Department of Laboratory Medicine and Pathobiology, University of Toronto, Toronto, Ontario, Canada.
Oncogene. 2010 Jan 14;29(2):297-304. doi: 10.1038/onc.2009.314. Epub 2009 Sep 28.
MDM2 is an E3 ligase that promotes ubiquitin-mediated destruction of p53. Cellular stresses such as DNA damage can lead to p53 activation due in part to MDM2 destabilization. Here, we show that the stability of MDM2 is regulated by an ubiquitin-like NEDD8 pathway and identify NEDP1 as a chemotherapy-induced isopeptidase that deneddylates MDM2, resulting in MDM2 destabilization concomitant with p53 activation. Concordantly, RNAi-mediated knockdown of endogenous NEDP1 blocked diminution of MDM2 levels and increased chemoresistance of tumor cells. These findings unveil the regulation of MDM2 stability through NEDP1 as a common molecular determinant governing chemotherapy-induced p53-dependent cell death.
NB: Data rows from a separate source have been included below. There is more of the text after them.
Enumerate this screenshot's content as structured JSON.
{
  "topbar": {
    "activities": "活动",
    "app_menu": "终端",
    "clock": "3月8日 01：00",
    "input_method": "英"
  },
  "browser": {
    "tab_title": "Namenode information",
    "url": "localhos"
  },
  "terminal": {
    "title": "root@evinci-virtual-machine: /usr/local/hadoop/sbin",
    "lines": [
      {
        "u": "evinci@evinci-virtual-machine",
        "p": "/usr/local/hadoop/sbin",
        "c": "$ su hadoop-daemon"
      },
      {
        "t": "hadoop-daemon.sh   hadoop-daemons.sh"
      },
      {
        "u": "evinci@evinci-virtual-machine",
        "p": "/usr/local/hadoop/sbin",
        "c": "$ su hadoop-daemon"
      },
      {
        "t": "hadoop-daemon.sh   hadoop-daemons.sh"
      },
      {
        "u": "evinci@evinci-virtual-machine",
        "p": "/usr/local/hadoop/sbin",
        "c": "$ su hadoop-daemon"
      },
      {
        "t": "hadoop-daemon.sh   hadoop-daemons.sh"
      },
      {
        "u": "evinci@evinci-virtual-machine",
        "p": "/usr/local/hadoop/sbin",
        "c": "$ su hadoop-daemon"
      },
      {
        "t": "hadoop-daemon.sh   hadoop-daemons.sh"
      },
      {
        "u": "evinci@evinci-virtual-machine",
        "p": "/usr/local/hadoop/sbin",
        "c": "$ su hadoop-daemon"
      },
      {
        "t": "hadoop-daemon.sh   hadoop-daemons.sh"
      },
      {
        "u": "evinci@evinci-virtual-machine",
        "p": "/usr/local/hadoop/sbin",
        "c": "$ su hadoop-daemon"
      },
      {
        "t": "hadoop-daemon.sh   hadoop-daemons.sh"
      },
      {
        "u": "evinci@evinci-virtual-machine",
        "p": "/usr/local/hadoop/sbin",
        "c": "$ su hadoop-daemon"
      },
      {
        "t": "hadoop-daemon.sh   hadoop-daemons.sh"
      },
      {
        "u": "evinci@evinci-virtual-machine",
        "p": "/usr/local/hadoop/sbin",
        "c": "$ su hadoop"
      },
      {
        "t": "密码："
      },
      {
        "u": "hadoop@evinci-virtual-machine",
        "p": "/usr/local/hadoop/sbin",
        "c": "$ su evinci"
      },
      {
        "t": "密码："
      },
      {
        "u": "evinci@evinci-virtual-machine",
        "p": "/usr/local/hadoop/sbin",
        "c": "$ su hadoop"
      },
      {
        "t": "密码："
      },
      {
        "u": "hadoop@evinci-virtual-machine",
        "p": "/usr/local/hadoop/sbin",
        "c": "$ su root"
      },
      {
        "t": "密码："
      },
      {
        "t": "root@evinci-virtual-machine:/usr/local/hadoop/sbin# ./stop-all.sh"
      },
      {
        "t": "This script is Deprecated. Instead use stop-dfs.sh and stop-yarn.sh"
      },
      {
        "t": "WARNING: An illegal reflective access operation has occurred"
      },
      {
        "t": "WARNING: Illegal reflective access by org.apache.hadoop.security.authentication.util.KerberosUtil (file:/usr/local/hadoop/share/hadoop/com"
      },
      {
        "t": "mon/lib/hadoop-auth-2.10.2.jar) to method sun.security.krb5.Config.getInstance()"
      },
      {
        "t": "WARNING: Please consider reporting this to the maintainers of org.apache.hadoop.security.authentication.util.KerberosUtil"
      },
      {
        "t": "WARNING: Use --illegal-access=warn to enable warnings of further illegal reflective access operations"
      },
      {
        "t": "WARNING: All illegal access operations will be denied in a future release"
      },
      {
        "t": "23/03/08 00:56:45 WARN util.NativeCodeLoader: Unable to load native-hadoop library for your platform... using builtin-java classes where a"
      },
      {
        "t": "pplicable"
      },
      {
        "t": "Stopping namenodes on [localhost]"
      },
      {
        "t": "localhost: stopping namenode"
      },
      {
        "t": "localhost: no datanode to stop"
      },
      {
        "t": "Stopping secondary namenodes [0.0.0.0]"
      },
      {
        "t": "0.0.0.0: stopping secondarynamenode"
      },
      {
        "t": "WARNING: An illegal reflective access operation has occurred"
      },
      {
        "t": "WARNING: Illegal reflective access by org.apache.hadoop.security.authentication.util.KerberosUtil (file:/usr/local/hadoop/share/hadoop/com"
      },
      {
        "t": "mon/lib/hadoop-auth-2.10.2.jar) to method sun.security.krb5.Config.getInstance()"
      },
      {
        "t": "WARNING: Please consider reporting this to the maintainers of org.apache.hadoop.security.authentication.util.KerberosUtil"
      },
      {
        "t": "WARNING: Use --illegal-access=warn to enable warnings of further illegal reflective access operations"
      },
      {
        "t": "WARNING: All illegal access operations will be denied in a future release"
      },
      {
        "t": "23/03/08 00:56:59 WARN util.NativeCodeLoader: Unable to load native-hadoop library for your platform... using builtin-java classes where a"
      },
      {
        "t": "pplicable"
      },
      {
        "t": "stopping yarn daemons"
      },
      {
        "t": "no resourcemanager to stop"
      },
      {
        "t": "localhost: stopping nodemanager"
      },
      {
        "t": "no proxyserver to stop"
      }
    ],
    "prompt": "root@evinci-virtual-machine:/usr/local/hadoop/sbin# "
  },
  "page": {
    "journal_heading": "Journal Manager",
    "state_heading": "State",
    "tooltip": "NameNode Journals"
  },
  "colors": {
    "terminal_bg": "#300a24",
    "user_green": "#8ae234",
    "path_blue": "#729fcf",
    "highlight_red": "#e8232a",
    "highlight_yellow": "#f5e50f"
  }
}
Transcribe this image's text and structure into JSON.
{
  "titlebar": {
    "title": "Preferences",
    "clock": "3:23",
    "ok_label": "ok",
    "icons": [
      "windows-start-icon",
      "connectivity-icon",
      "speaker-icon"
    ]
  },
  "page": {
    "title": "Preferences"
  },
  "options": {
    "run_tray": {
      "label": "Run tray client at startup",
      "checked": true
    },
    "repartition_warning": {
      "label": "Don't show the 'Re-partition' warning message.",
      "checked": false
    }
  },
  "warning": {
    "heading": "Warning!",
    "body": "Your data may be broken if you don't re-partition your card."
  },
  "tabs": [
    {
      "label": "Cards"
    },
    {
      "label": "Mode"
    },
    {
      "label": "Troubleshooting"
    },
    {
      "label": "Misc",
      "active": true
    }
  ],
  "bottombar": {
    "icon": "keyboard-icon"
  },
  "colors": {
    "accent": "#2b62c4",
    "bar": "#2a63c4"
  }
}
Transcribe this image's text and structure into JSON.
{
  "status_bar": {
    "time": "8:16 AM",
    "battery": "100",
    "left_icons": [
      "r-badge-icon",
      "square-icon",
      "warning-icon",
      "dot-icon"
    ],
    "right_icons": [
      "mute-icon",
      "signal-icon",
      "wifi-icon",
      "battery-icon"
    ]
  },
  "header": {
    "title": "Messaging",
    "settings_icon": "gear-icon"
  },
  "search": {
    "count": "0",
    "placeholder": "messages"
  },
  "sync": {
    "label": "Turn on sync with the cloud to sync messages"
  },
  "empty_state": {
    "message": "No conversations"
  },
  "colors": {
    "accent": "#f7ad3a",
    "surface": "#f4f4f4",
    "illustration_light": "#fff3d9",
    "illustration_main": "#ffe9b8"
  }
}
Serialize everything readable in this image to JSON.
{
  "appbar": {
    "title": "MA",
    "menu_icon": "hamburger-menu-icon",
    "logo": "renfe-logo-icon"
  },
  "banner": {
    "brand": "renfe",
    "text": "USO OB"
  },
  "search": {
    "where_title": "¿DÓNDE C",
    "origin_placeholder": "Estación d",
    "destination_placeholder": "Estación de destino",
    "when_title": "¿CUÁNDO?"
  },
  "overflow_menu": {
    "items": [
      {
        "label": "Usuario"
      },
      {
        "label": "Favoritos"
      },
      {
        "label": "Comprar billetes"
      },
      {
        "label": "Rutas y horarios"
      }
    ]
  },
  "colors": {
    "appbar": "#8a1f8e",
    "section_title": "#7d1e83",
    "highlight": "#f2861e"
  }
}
MDM2 是一种 E3 连接酶,可促进 p53 的泛素介导的降解。细胞应激,如 DNA 损伤,可导致 p53 激活,部分原因是 MDM2 的不稳定性。在这里,我们表明 MDM2 的稳定性受到类泛素 NEDD8 途径的调节,并鉴定出 NEDP1 作为一种化疗诱导的异构酶,可使 MDM2 去 NEDDylation,导致 MDM2 不稳定,同时激活 p53。相应地,RNAi 介导的内源性 NEDP1 敲低阻断了 MDM2 水平的降低,并增加了肿瘤细胞的化疗耐药性。这些发现揭示了通过 NEDP1 调节 MDM2 稳定性作为一种共同的分子决定因素,调节化疗诱导的 p53 依赖性细胞死亡。